Pros and Cons of Meridian
Pros:
- Keeps Codex CLI as the executor — Meridian does not hide the underlying agent, so you keep the same command-line behavior while gaining a web control surface.
- Works across multiple machines — The control plane model is built for switching devices, not just tabs or projects.
- Preserves task history — PostgreSQL-backed task/run/event storage makes long tasks traceable and resumable.
- Streams live output — Real-time events reduce blind spots during long coding or debugging sessions.
- Supports explicit context curation — Manual context selection is a good fit when prompt sprawl is the failure mode.
- Fits trusted self-hosted environments — Docker Compose deployment and local networking are straightforward when you control the infrastructure.
Cons:
- No autonomous agent runtime — Meridian is not trying to replace Hermes/OpenClaw-style systems, so it will feel narrow if you want broad automation.
- Simple access control — The current auth model is a gate, not a mature RBAC system.
- Manual completion workflow — A successful Codex run does not automatically mark a task done.
- Requires Codex CLI on each device — Every execution host still needs the agent installed locally.
- Trusted-network assumption — The installer endpoints and unsigned artifacts are fine on private infrastructure, but they are not what you want for hostile or zero-trust exposure.
Getting Started with Meridian
git clone https://github.com/Wangzx233/Meridian.git
cd Meridian
docker compose up -d --build
After the stack starts, open http://<server-ip>:18080 or http://127.0.0.1:18080 for local testing. The first visit initializes the admin account, and you can then use the Runner install flow to connect a machine that already has Codex CLI installed.

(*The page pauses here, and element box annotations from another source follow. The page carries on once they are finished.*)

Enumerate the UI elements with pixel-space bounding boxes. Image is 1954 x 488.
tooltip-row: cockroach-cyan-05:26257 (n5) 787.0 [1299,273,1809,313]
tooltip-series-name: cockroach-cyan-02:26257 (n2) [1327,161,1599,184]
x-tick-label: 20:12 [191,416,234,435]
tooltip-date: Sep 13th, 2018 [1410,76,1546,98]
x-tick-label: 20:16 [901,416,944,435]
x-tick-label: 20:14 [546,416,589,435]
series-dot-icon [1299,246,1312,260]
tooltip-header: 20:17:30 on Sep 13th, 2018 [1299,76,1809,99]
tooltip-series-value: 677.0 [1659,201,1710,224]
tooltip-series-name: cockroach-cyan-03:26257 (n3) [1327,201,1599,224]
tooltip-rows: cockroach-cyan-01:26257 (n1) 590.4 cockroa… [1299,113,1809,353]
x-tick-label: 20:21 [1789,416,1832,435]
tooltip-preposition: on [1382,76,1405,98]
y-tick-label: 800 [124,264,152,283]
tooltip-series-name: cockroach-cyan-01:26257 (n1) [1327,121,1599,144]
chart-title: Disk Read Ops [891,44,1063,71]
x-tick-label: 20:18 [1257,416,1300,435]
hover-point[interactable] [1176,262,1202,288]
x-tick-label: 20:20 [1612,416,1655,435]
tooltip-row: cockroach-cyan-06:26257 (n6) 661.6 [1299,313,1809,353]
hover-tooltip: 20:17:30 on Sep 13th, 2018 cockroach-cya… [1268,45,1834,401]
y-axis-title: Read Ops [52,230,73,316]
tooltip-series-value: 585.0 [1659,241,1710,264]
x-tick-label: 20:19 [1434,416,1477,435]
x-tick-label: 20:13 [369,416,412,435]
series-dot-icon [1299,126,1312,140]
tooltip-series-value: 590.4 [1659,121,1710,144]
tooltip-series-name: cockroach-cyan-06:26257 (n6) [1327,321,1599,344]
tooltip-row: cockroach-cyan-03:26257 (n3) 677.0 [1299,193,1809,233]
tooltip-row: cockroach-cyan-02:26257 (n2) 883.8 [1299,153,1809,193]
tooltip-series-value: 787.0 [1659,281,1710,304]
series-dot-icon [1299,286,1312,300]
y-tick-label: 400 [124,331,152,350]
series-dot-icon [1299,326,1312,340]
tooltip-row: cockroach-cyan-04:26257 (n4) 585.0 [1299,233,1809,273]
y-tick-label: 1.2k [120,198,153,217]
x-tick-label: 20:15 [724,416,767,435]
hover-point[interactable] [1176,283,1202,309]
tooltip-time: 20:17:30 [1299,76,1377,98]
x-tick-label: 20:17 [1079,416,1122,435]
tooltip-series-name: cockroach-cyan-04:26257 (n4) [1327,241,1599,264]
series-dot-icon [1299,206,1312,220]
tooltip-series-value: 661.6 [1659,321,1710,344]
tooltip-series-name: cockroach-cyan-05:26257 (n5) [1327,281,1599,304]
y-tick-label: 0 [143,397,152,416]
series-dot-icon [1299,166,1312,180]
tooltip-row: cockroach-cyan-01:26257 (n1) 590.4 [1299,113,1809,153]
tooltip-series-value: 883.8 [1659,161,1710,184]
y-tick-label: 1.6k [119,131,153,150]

If you need to change ports, database credentials, or proxy behavior, copy .env.example to .env, edit it, and restart Compose. For remote machines, do not point the runner at 127.0.0.1 unless Meridian is running on the same host; the control URL must be reachable from the target device.
Verdict
Meridian is the strongest option for teams that already standardize on Codex CLI when they need a browser-based control plane across multiple machines. Its biggest strength is durable task/session management with explicit human-chosen context; its main caveat is that it is not a general-purpose autonomous agent runtime. Use it if operational control matters more than agent autonomy.